Si vous suivez ce blog régulièrement, vous savez que remplacer les produits pétroliers ne sera pas une partie de plaisir et en particulier toutes les matières plastiques qui découlent de la pétrochimie. Or les matières plastiques constituent une catégorie de composants industriels d'une variété confondante, d'une palette d'utilisation extrèmement variée et difficilement remplaçables. J'avais du vous dire dans une chronique sur ce sujet que s"il fallait mettre de coté un peu de pétrole quand il n'y en aurait presque plus, ce serait pour fabriquer les dernières matières plastiques pour lesquelles on n"aurait pas encore trouvé de produit de remplacement. Ca reste vrai

La recherche de ces produits de remplacement progresse néanmoins, à partir de produits végétaux de deux types, d'un coté la canne à sucre et les végétaux produisant du sucre, d'un autre coté certaines céréales, comme le maïs le blé ou la pomme de terre. A partir du sucre on peut fabriquer du polyéthylène et avec du polyérthylène des sacs plastiques,des bouteilles et divers produits. A partir de l'amidon ce sont également des sacs de tous types qui peuvent êtrte fabriquées, a 100 pct d"origine végétale ou en mélange avec des polyethylènes d'origine pétrolières.

Les plastiques produits à 100pct à partir d'une base végétale sont dits biosourcés. Ils ne sont pas contre pas plus biodégradables que leurs homologues pétroliers.

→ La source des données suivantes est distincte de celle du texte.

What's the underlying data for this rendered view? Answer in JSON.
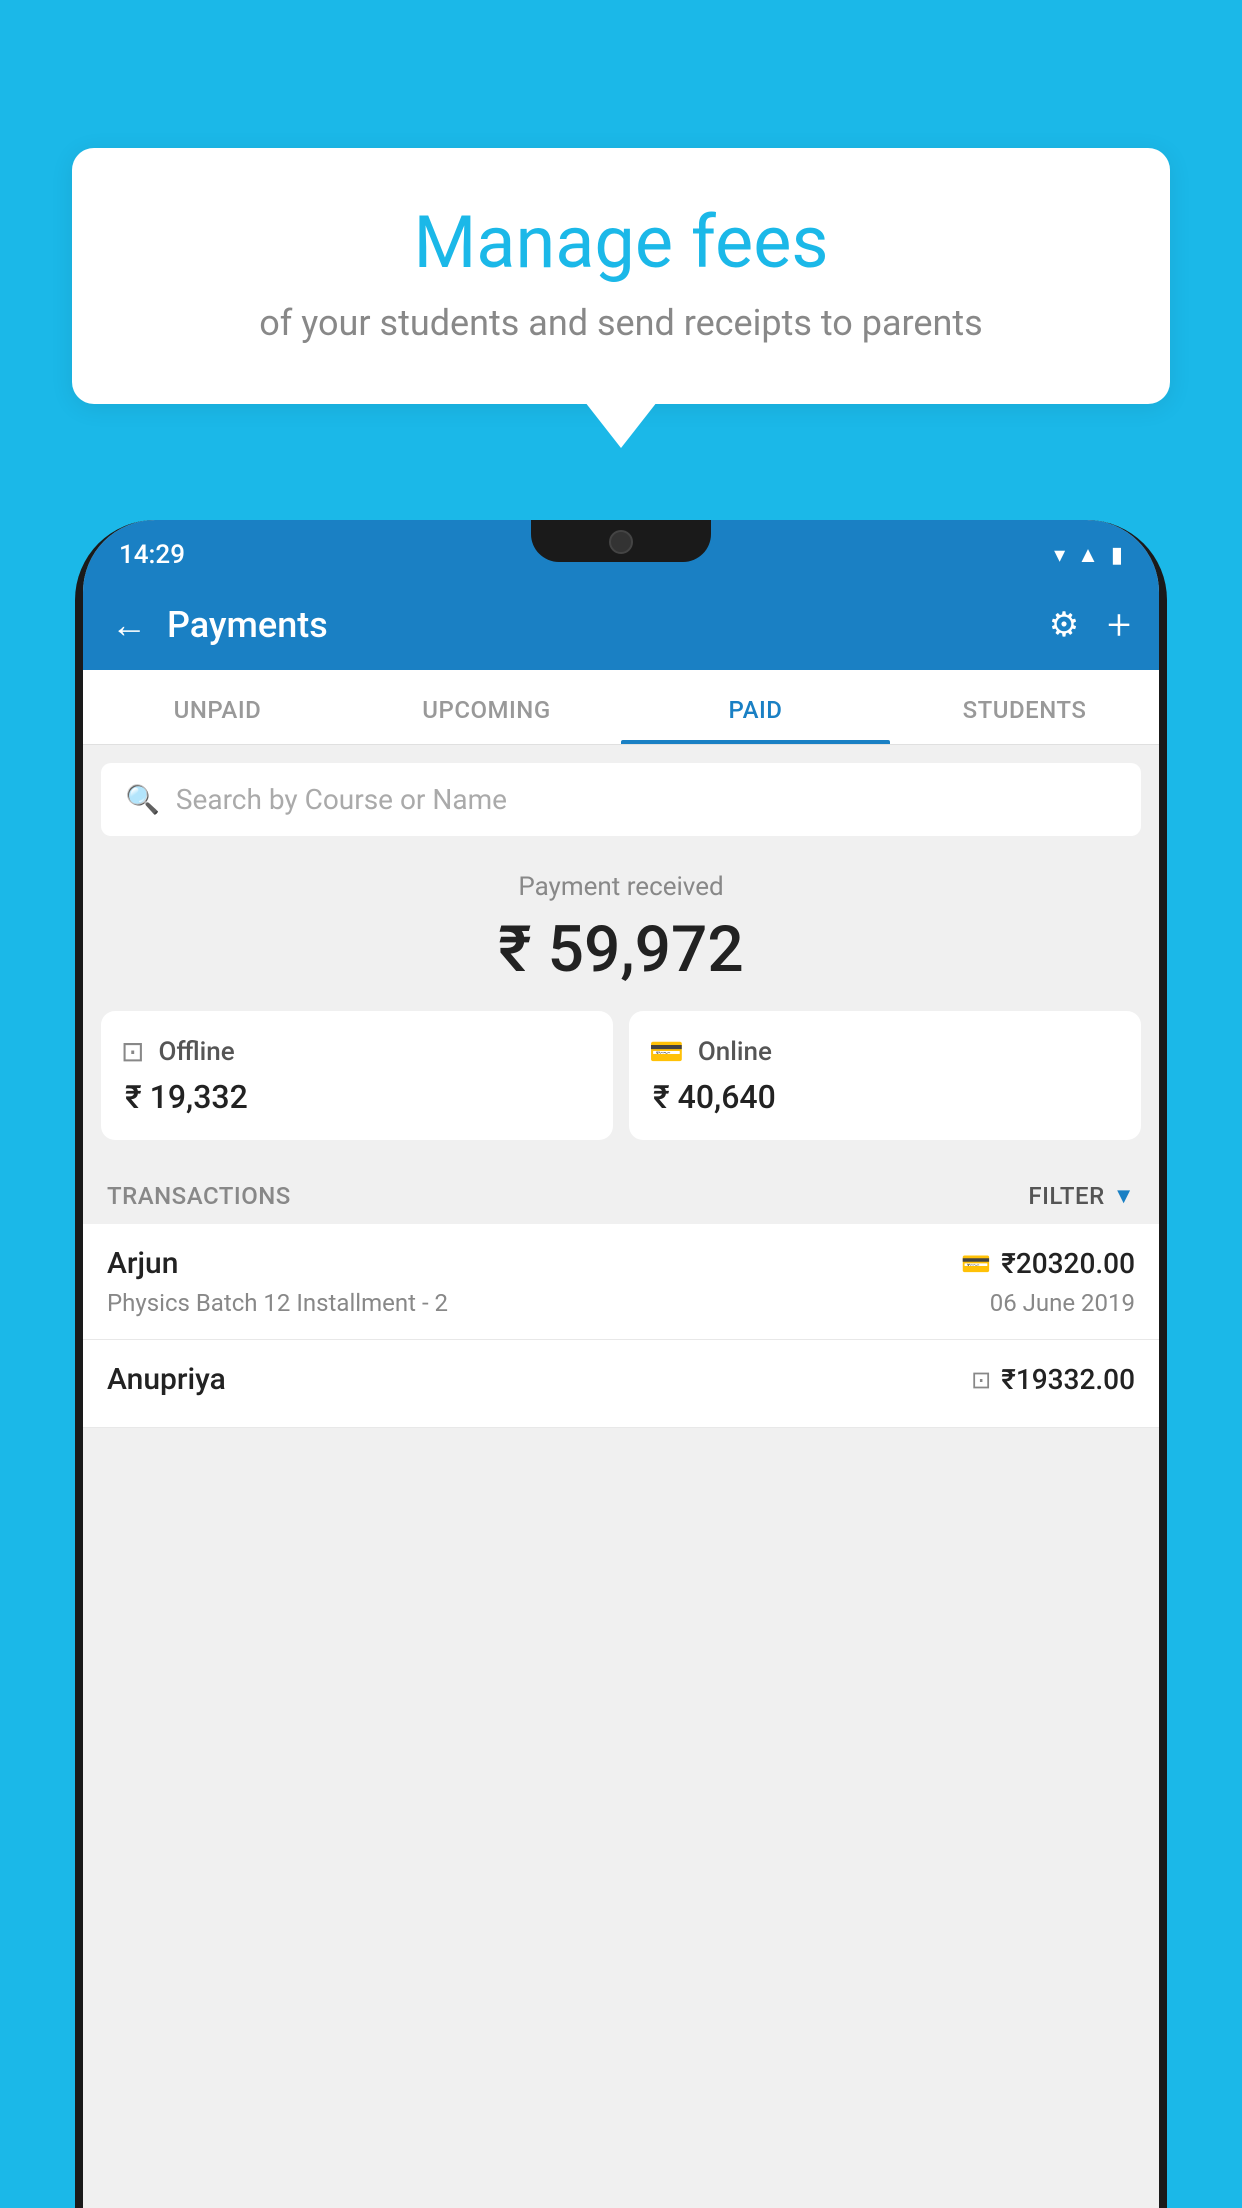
{
  "background_color": "#1bb8e8",
  "tooltip": {
    "title": "Manage fees",
    "subtitle": "of your students and send receipts to parents"
  },
  "status_bar": {
    "time": "14:29",
    "icons": [
      "wifi",
      "signal",
      "battery"
    ]
  },
  "header": {
    "title": "Payments",
    "back_label": "←",
    "settings_icon": "gear",
    "add_icon": "+"
  },
  "tabs": [
    {
      "label": "UNPAID",
      "active": false
    },
    {
      "label": "UPCOMING",
      "active": false
    },
    {
      "label": "PAID",
      "active": true
    },
    {
      "label": "STUDENTS",
      "active": false
    }
  ],
  "search": {
    "placeholder": "Search by Course or Name"
  },
  "payment_summary": {
    "label": "Payment received",
    "amount": "₹ 59,972",
    "offline": {
      "icon": "offline-payment",
      "type": "Offline",
      "amount": "₹ 19,332"
    },
    "online": {
      "icon": "card-payment",
      "type": "Online",
      "amount": "₹ 40,640"
    }
  },
  "transactions": {
    "header_label": "TRANSACTIONS",
    "filter_label": "FILTER",
    "rows": [
      {
        "name": "Arjun",
        "amount": "₹20320.00",
        "payment_type": "card",
        "course": "Physics Batch 12 Installment - 2",
        "date": "06 June 2019"
      },
      {
        "name": "Anupriya",
        "amount": "₹19332.00",
        "payment_type": "offline",
        "course": "",
        "date": ""
      }
    ]
  }
}
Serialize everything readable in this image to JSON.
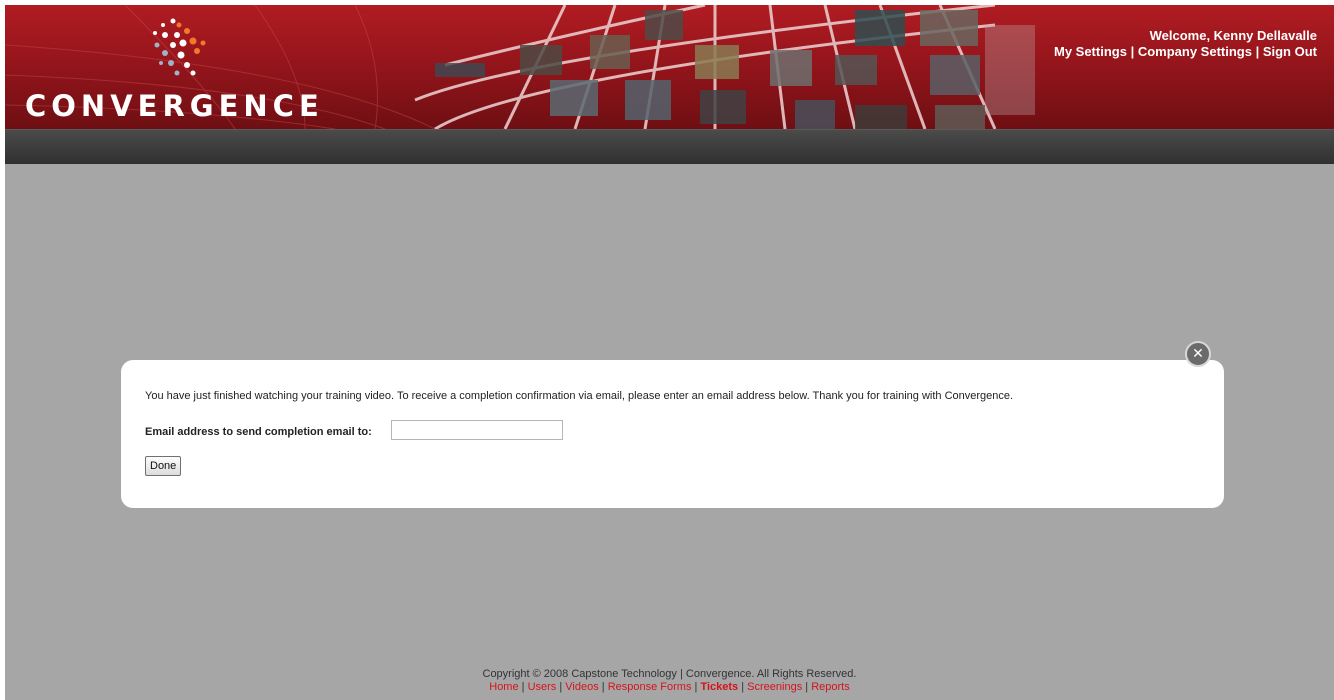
{
  "header": {
    "logo_text": "CONVERGENCE",
    "welcome": "Welcome, Kenny Dellavalle",
    "links": [
      "My Settings",
      "Company Settings",
      "Sign Out"
    ],
    "separator": " | "
  },
  "modal": {
    "message": "You have just finished watching your training video. To receive a completion confirmation via email, please enter an email address below. Thank you for training with Convergence.",
    "email_label": "Email address to send completion email to:",
    "email_value": "",
    "done_label": "Done",
    "close_glyph": "✕"
  },
  "footer": {
    "copyright": "Copyright © 2008 Capstone Technology | Convergence. All Rights Reserved.",
    "links": [
      "Home",
      "Users",
      "Videos",
      "Response Forms",
      "Tickets",
      "Screenings",
      "Reports"
    ],
    "separator": " | "
  },
  "colors": {
    "brand_red": "#a8191f",
    "nav_dark": "#3a3a3a",
    "overlay_gray": "#a6a6a6",
    "footer_link": "#d4141b"
  }
}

Coté Amidon, c'est le groupe français Roquette, premier producteur européen de ce produit et industriel extrèmement discret qui est en pointe ou encore l'Italien Novamont. Coté sucre, la filière passe par le Brésil avec Brasckem qui vient d'y démarrer une usine de polyéthylène et des transformateurs européens Sphère, Ecovert ou Plastic Omnium.Sur le pkan des émissions de CO2 ils sont censés émettre lors de leur destruction 40 pct de moins de CO2 que ceux issus du pétrole mais il s'agit d'un argument spécieux déjà utilisé lors de la promotion de la voiture électrique du fait que l'on considère que le végetal d'origine consomme lors de sa pousse le CO2 qu'il rend lors de sa destruction alors que pour le produit pétrolier on prend en compte la totalité du CO2 émis lors de sa destruction, y compris celui résultant du relargage de CO2 que constitue l'extraction du pétrole  brut.

Ces plastiques auront bien entendu de l'avenir devant eux au fur et à mesure de la raréfaction du pétrole brut; L'écart de prix de revient est encore très conséquent, de l'ordre de 20/30pct mais il se réduira avec les volumes produits et la montée des prix du pétrole ou du gaz à terme et les aides publiques que leurs producteurs reclament en surfant sur la vague de l'écologie et du réchauffement climatique. Le nombre de types de matières plastiques disponibles et leur performances techniques sont également très limitées pour l'instant par rapport à l'énorme variété des plastiques d'origine pétrolière et il faudra de longues années pour pouvoir développer pour tous des produits de remplacement à base agricole.  

 Mais le problème majeur restera que la production de ces produits de base de ces filières nouvelles se fera en compétition avec l'alimentation humaine et risquent fort de se traduire par de la déforestation incontrolée (Brésil, Indonésie) ou des drames humains avec l"augmentation des prix des produits agricole de base comme ce fut le cas avec les émeutes de la tortilla.

Alors si pour une fois, "on" pouvait prendre en compte la totalité des paramètres du problème y compris la suffisance alimentaire ou le mix énergétique, ce serait bien. Je crains que ce puisse être là qu'un voeux pieu.